Despite a possibly poor choice of reference, though, I hope my point still stands: people often have a special love for the disobedient and the rebels, their perceived disdain sometimes increasing that love all the more. The different tone of the love you get from the voice of authority (tvoa) based on your obedience/disobedience feels authentic to me.

beeporama wrote:
wordsmythe wrote:
beeporama wrote:

parents always have a special love for the disobedient child (look at the parable of the prodigal son)

There's a lot more going on in that passage than you may realize.

That is quite possible. My familiarity with the Christian mythos (? - not sure what the most PC way for someone like me to put it is...?) is through casual study pretty much in a vacuum. The links unfortunately do not present a deeper reading that I can readily discern, but I'm happy to have you summarize it here or by PM if you'd like.

I would have just linked to the Amazon page for the book if Amazon weren't broken yesterday. The gist of the book is that both children were obstinate and wrong in their own ways (one in an obvious way, the other through treating his family like a rule set to min/max), but that the elder brother has trouble looking past his self-righteous attitude to realize he has a problem. It's a neat tangent, but a tangent all the same.
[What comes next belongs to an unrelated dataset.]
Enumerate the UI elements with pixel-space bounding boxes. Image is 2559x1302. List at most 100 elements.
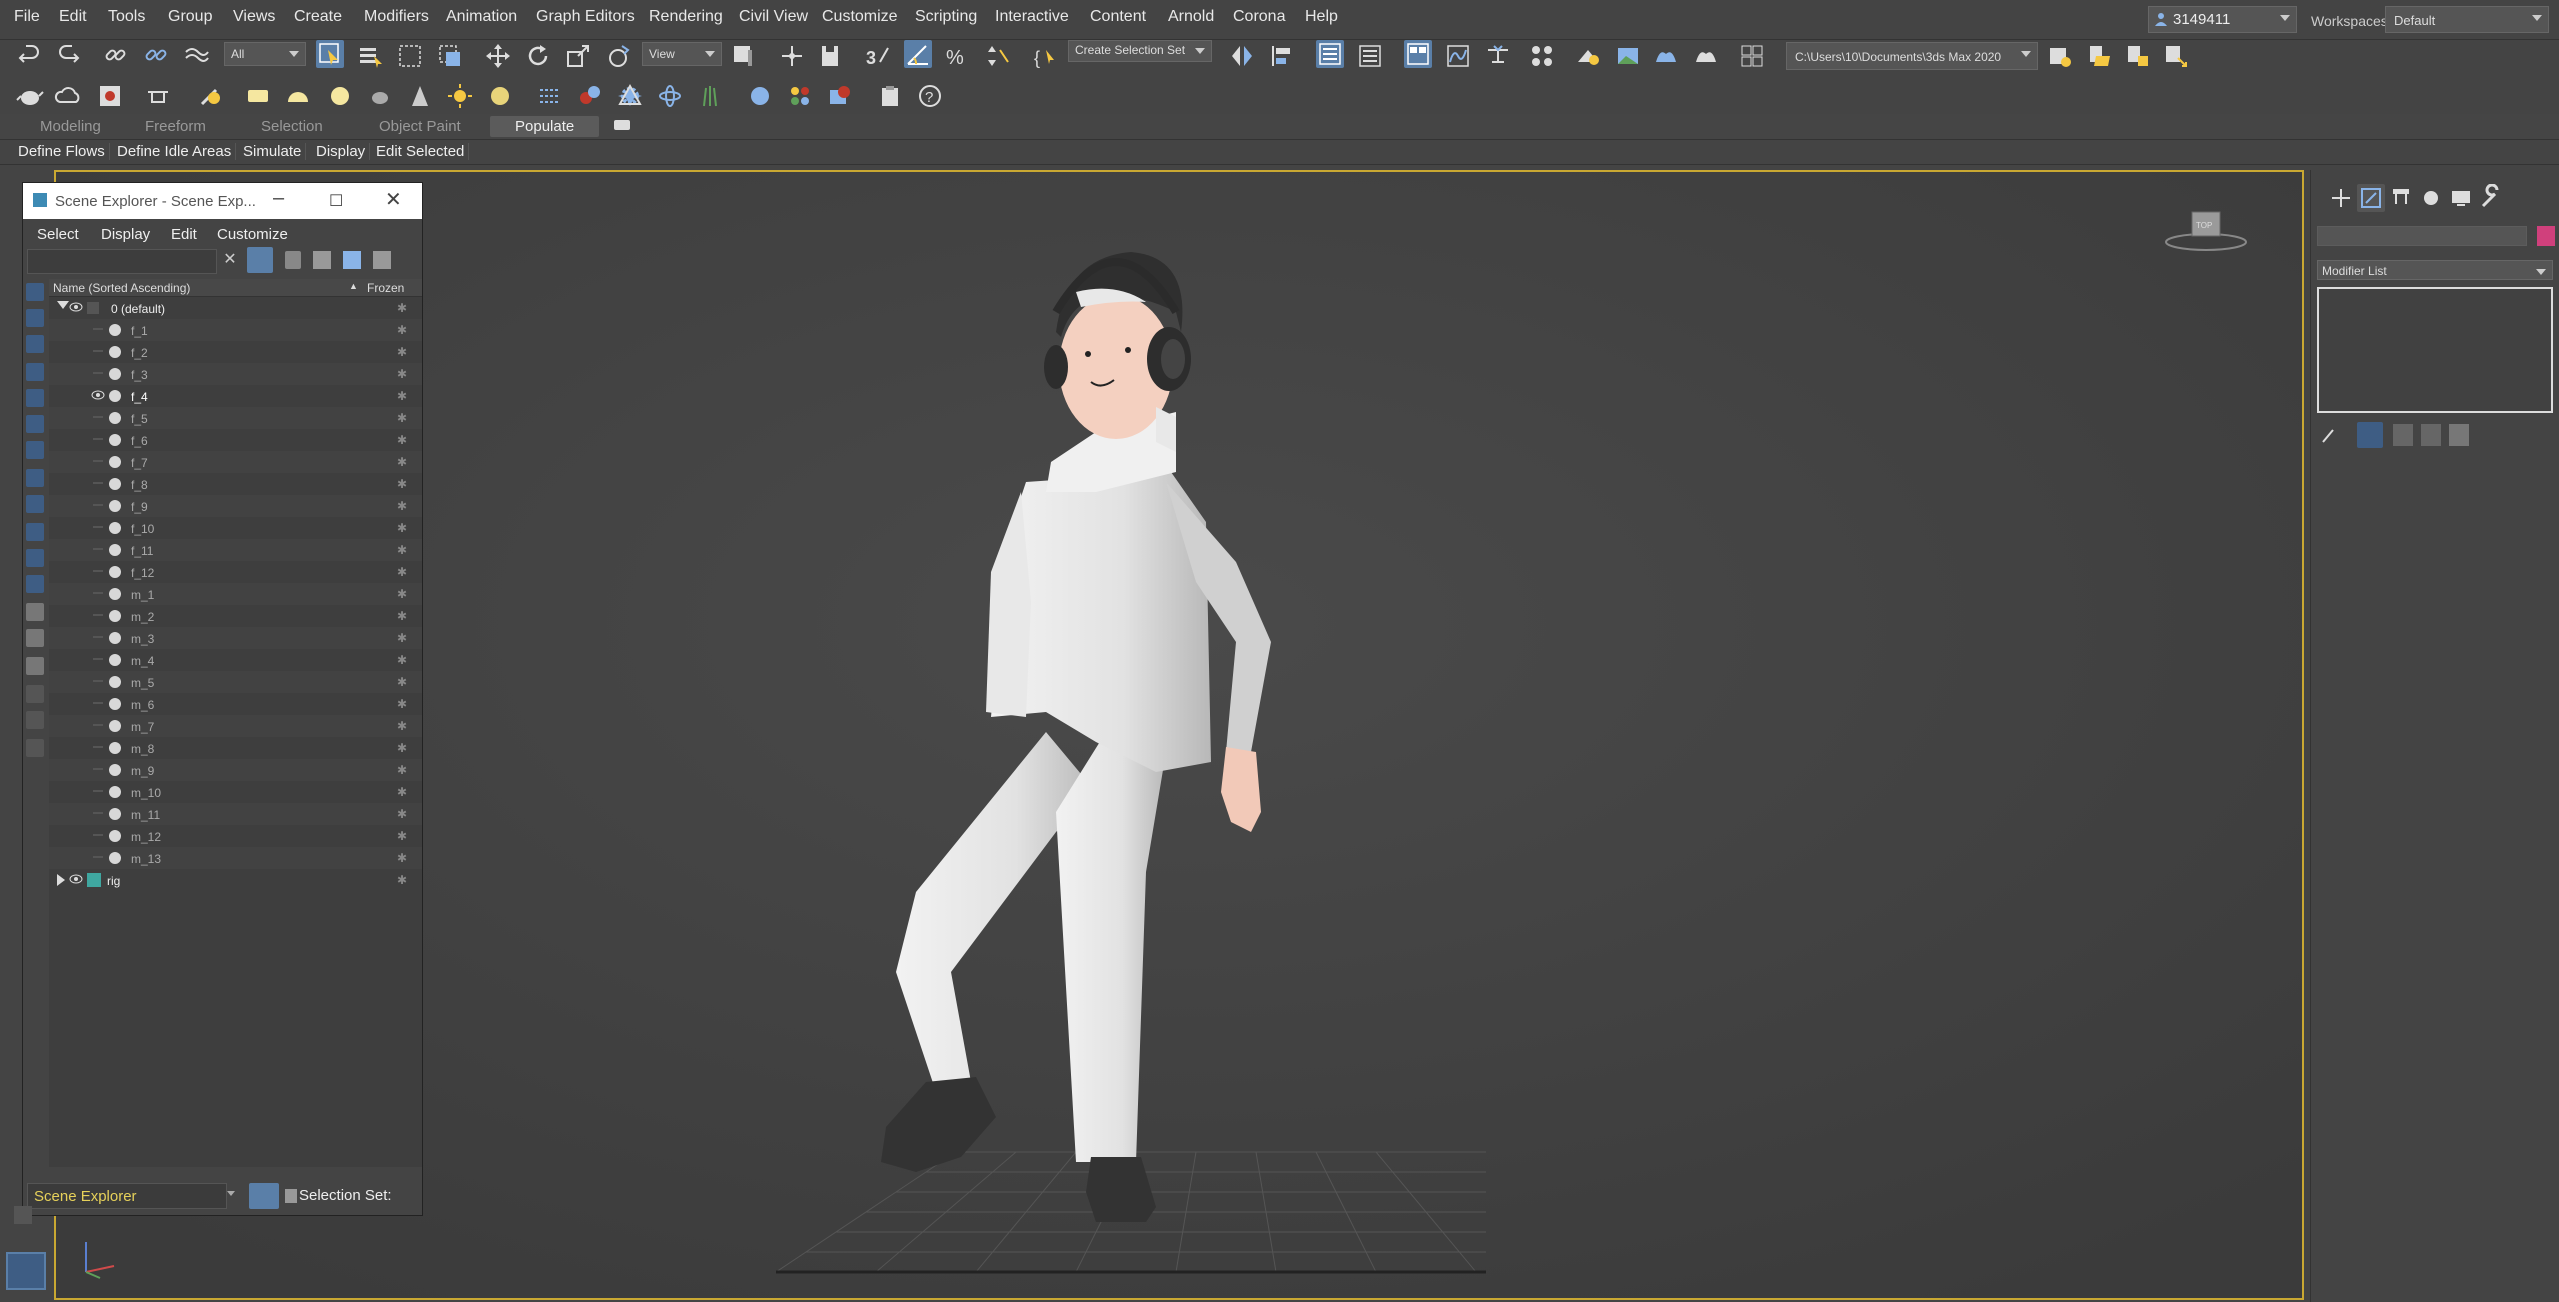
- menu-animation[interactable]: Animation: [446, 8, 517, 26]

Despite a possibly poor choice of reference, though, I hope my point still stands: people often have a special love for the disobedient and the rebels, their perceived disdain sometimes increasing that love all the more. The different tone of the love you get from the voice of authority (tvoa) based on your obedience/disobedience feels authentic to me.

The point does still stand. The US is a nation built out of rebels and underdogs, and we love that sort (so long as they win or have the marketing of the Tribune Company behind them).